A Proposal to Halt the Spread of HIV/AIDS in Southern
In this discussion we will only consider HIV transmission thru sexual contact, and not
transmission due to shared needles, since needle transfer is not known to be a significant
transmission mode in southern Africa.
After 20 years of practice in the field of Sexually Transmitted Diseases, it has become
apparent to me that HIV sexual transmission in the Western world operates entirely
inside an existing syphilis pattern. In other words, the people who get it sexually have
had syphilis, usually several times.
The HIV virus most likely requires the presence of an active syphilis lesion to help it
penetrate human skin in a sexual situation. This would explain why the disease moves so
well in the more promiscuous segments of the gay community, but not in the more
promiscuous segments of the heterosexual or lesbian communities, since syphilis is
endemic in the gay male population. This requirement of an existing syphilis lesion
explains why many famous people like Magic Johnson, Arthur Ashe, and Paul Michael
Glaser’s wife could not transmit their disease to their primary partners.
In my practice we identified 22 heterosexuals who were HIV positive.
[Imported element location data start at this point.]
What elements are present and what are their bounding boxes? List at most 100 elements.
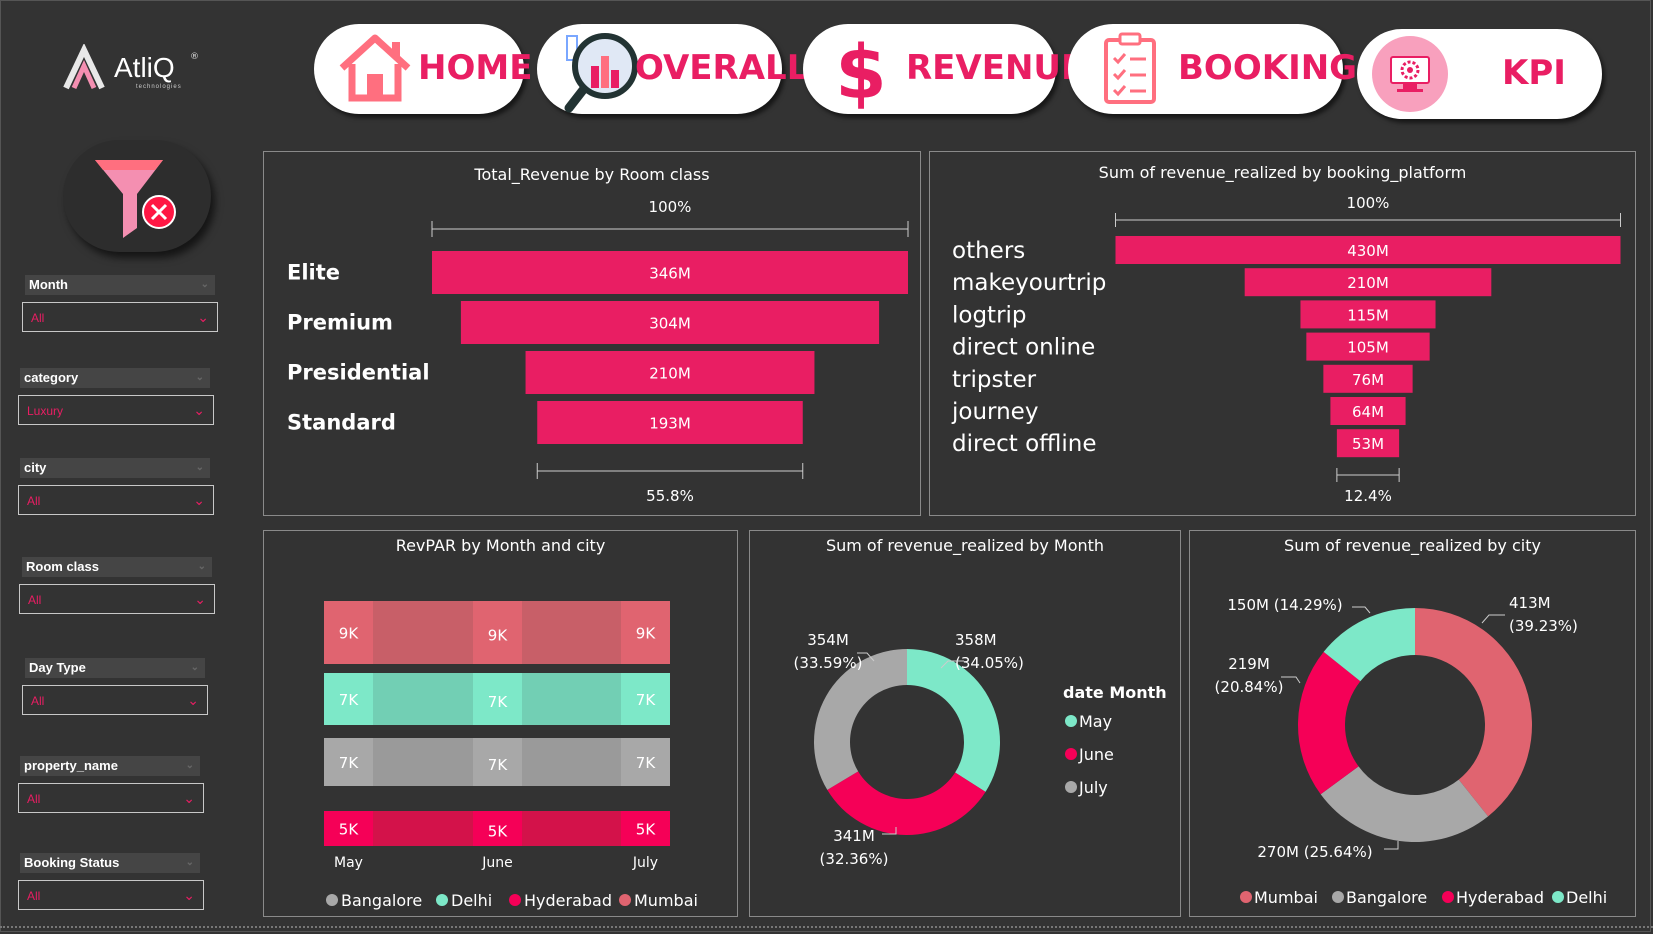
slicer-title-text: city <box>24 460 47 475</box>
funnel-value-label: 210M <box>649 365 691 383</box>
donut-leader-line <box>1481 614 1505 624</box>
donut-value-percent-label: 150M (14.29%) <box>1227 596 1342 614</box>
dollar-icon: $ <box>837 30 885 110</box>
donut-value-label: 341M <box>833 827 875 845</box>
donut-value-label: 219M <box>1228 655 1270 673</box>
funnel-category-label: Premium <box>287 311 393 335</box>
funnel-value-label: 53M <box>1352 435 1384 453</box>
chevron-down-icon: ⌄ <box>187 692 199 708</box>
donut-slice-mumbai <box>1415 608 1532 817</box>
funnel-category-label: others <box>952 238 1025 264</box>
legend-label: Delhi <box>1566 888 1607 907</box>
slicer-dropdown[interactable]: All ⌄ <box>18 880 204 910</box>
bottom-dotted-border <box>0 926 1653 928</box>
chevron-down-icon: ⌄ <box>193 492 205 508</box>
legend-label: Hyderabad <box>524 891 612 910</box>
slicer-title: Booking Status ⌄ <box>20 853 200 873</box>
funnel-value-label: 346M <box>649 265 691 283</box>
legend-label: Mumbai <box>1254 888 1318 907</box>
donut-value-percent-label: 270M (25.64%) <box>1257 843 1372 861</box>
slicer-title: property_name ⌄ <box>20 756 200 776</box>
nav-booking-label: BOOKING <box>1178 48 1358 88</box>
panel-revpar: RevPAR by Month and city 9K 9K 9K 7K 7K 7K 7K 7… <box>263 530 738 917</box>
atliq-logo-mark <box>63 44 105 90</box>
funnel-value-label: 430M <box>1347 242 1389 260</box>
legend-label: Bangalore <box>341 891 422 910</box>
funnel-category-label: Elite <box>287 261 340 285</box>
slicer-value: All <box>27 494 41 508</box>
chevron-down-icon: ⌄ <box>185 760 194 771</box>
legend-marker <box>1065 748 1077 760</box>
slicer-title-text: Month <box>29 277 68 292</box>
nav-kpi-button[interactable]: KPI <box>1357 29 1602 119</box>
bottom-percent-label: 12.4% <box>1344 487 1392 505</box>
legend-marker <box>1240 891 1252 903</box>
legend-marker <box>1332 891 1344 903</box>
funnel-category-label: journey <box>951 399 1038 425</box>
x-tick-label: June <box>481 855 513 871</box>
donut-percent-label: (33.59%) <box>794 654 863 672</box>
legend-marker <box>1552 891 1564 903</box>
chevron-down-icon: ⌄ <box>183 790 195 806</box>
legend-marker <box>509 894 521 906</box>
ribbon-value-label: 9K <box>488 627 509 645</box>
atliq-logo: AtliQ ® technologies <box>62 44 202 94</box>
chevron-down-icon: ⌄ <box>197 309 209 325</box>
slicer-dropdown[interactable]: All ⌄ <box>18 783 204 813</box>
legend-label: Mumbai <box>634 891 698 910</box>
ribbon-value-label: 7K <box>339 691 360 709</box>
ribbon-value-label: 9K <box>339 625 360 643</box>
nav-overall-label: OVERALL <box>635 48 809 88</box>
donut-value-label: 413M <box>1509 594 1551 612</box>
funnel-category-label: makeyourtrip <box>952 270 1106 296</box>
panel-revenue-city: Sum of revenue_realized by city 413M (39.… <box>1189 530 1636 917</box>
donut-percent-label: (34.05%) <box>955 654 1024 672</box>
top-percent-label: 100% <box>649 198 692 216</box>
chevron-down-icon: ⌄ <box>195 372 204 383</box>
legend-marker <box>326 894 338 906</box>
legend-marker <box>619 894 631 906</box>
funnel-value-label: 105M <box>1347 339 1389 357</box>
gear-monitor-icon <box>1372 36 1448 112</box>
nav-booking-button[interactable]: BOOKING <box>1068 24 1357 114</box>
chevron-down-icon: ⌄ <box>194 591 206 607</box>
slicer-dropdown[interactable]: All ⌄ <box>18 485 214 515</box>
slicer-dropdown[interactable]: All ⌄ <box>19 584 215 614</box>
slicer-value: All <box>31 311 45 325</box>
nav-home-button[interactable]: HOME <box>314 24 532 114</box>
funnel-category-label: direct offline <box>952 431 1097 457</box>
logo-registered: ® <box>190 52 199 62</box>
slicer-dropdown[interactable]: All ⌄ <box>22 302 218 332</box>
slicer-title-text: Room class <box>26 559 99 574</box>
ribbon-value-label: 7K <box>488 693 509 711</box>
nav-revenue-button[interactable]: $ REVENUE <box>803 24 1084 114</box>
clear-filters-button[interactable] <box>63 140 211 252</box>
nav-overall-button[interactable]: OVERALL <box>537 24 808 114</box>
nav-home-label: HOME <box>418 48 533 88</box>
chevron-down-icon: ⌄ <box>200 279 209 290</box>
funnel-category-label: direct online <box>952 335 1095 361</box>
x-tick-label: May <box>334 855 363 871</box>
slicer-value: Luxury <box>27 404 64 418</box>
logo-sub: technologies <box>136 84 182 90</box>
legend-label: May <box>1079 712 1112 731</box>
donut-percent-label: (32.36%) <box>820 850 889 868</box>
slicer-title-text: category <box>24 370 79 385</box>
slicer-title: city ⌄ <box>20 458 210 478</box>
slicer-dropdown[interactable]: Luxury ⌄ <box>18 395 214 425</box>
panel-booking-platform: Sum of revenue_realized by booking_platf… <box>929 151 1636 516</box>
legend-label: June <box>1078 745 1114 764</box>
ribbon-value-label: 7K <box>488 756 509 774</box>
clipboard-checklist-icon <box>1104 32 1156 104</box>
slicer-value: All <box>31 694 45 708</box>
funnel-clear-icon <box>95 160 176 238</box>
ribbon-value-label: 5K <box>339 821 360 839</box>
slicer-dropdown[interactable]: All ⌄ <box>22 685 208 715</box>
slicer-title-text: Day Type <box>29 660 86 675</box>
funnel-value-label: 304M <box>649 315 691 333</box>
legend-label: July <box>1078 778 1108 797</box>
house-icon <box>339 34 411 102</box>
bottom-percent-label: 55.8% <box>646 487 694 505</box>
donut-leader-line <box>1281 676 1301 684</box>
slicer-title: Day Type ⌄ <box>25 658 205 678</box>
When we
examined and followed all 52 of their sexual contacts closely, we found that they were all
not infected at the time of their partner’s diagnosis, and they did not get infected as we
followed them for 2 years or more while they continued to have sex with their HIV
positive partners without condoms.
On the other hand, two of our gay males were treated for syphilis several times each and
both eventually contracted HIV. In addition, HIV/AIDS is a much more aggressive
disease in gay males than heterosexuals. While some scientists have gone to great lengths
to show that they have different strains of the virus, the obvious difference is the
multitude of other STD’s that accompany the promiscuous gay males HIV infection.
The Public Health Service has done a very effective job of reducing and practically
eliminating syphilis in heterosexuals. However, the PHS cannot track the activities of the
very active gay male, and as a result of this, syphilis is endemic (out of control) in the gay
male community. As a point of separate fact, it is almost impossible for lesbian females
to transmit any significant STD female-to-female.
The only other place on Earth where a similar situation exists is in southern Africa, where
a sexually transmitted disease that is almost identical to syphilis, called
Lymphogranuloma venereum (LGV), is endemic in the prostitute population. Both
syphilis and LGV produce almost identical ulcers on the skin, and both of these ulcer
types are lined at their base with T4 lymphocytes, the primary target of the HIV agent.
This is the “portal”, or hole in the skin that allows the HIV agent to pass.
Other kinds of sores, cuts, rashes, etc., will not allow the HIV agent to pass. These other
wounds and lesions are too heavily defended by the immune system to allow this delicate
agent to get a foothold.
Both syphilis and LGV are exquisitely sensitive to the antibiotic tetracycline (TCN),
which can be easily taken by mouth. Many, if not most of us, have taken this drug for
conditions including acne, bronchitis, bladder infections, upper and lower respiratory
infections, gonorrhea, chlamydia, and others. Serious reactions to this drug are rare.
Actual Interruption of HIV Spread
Since tetracycline is safe, I propose that we freely distribute it throughout the affected
African countries, along with the suggestion that if you take this once a day for 3 months
you will be safe from AIDS. If we can create a wave of this treatment in sexually active
people over the entire region for a short period we can accomplish a dramatic decrease in
the prevalence of LGV and syphilis long enough to stop the spread of AIDS.
Tetracycline does have side effects, such as nausea, rashes, fungal vaginitis, etc., all of
which are minor and easily controlled. Tetracycline does not kill people, cannot be
overdosed because it causes vomiting in high doses, and extremely few people are
allergic to it. Even if the drug (hypothetically) killed one in every hundred people, and
still did the job proposed here, it would still be preferable to the ravages of the AIDS
epidemic in southern Africa.
Tetracycline is dirt-cheap. It might even cost more to send dirt, especially in pill form.
This idea is so cheap in terms of money and suffering and time saved that the best way to
test it may be to just do it now. Each day we test or disagree loses a large number of
newly infected people. If this idea fails, it fails cheap. More to the point, if this idea is
only one-half correct, we still save millions of people and whole countries.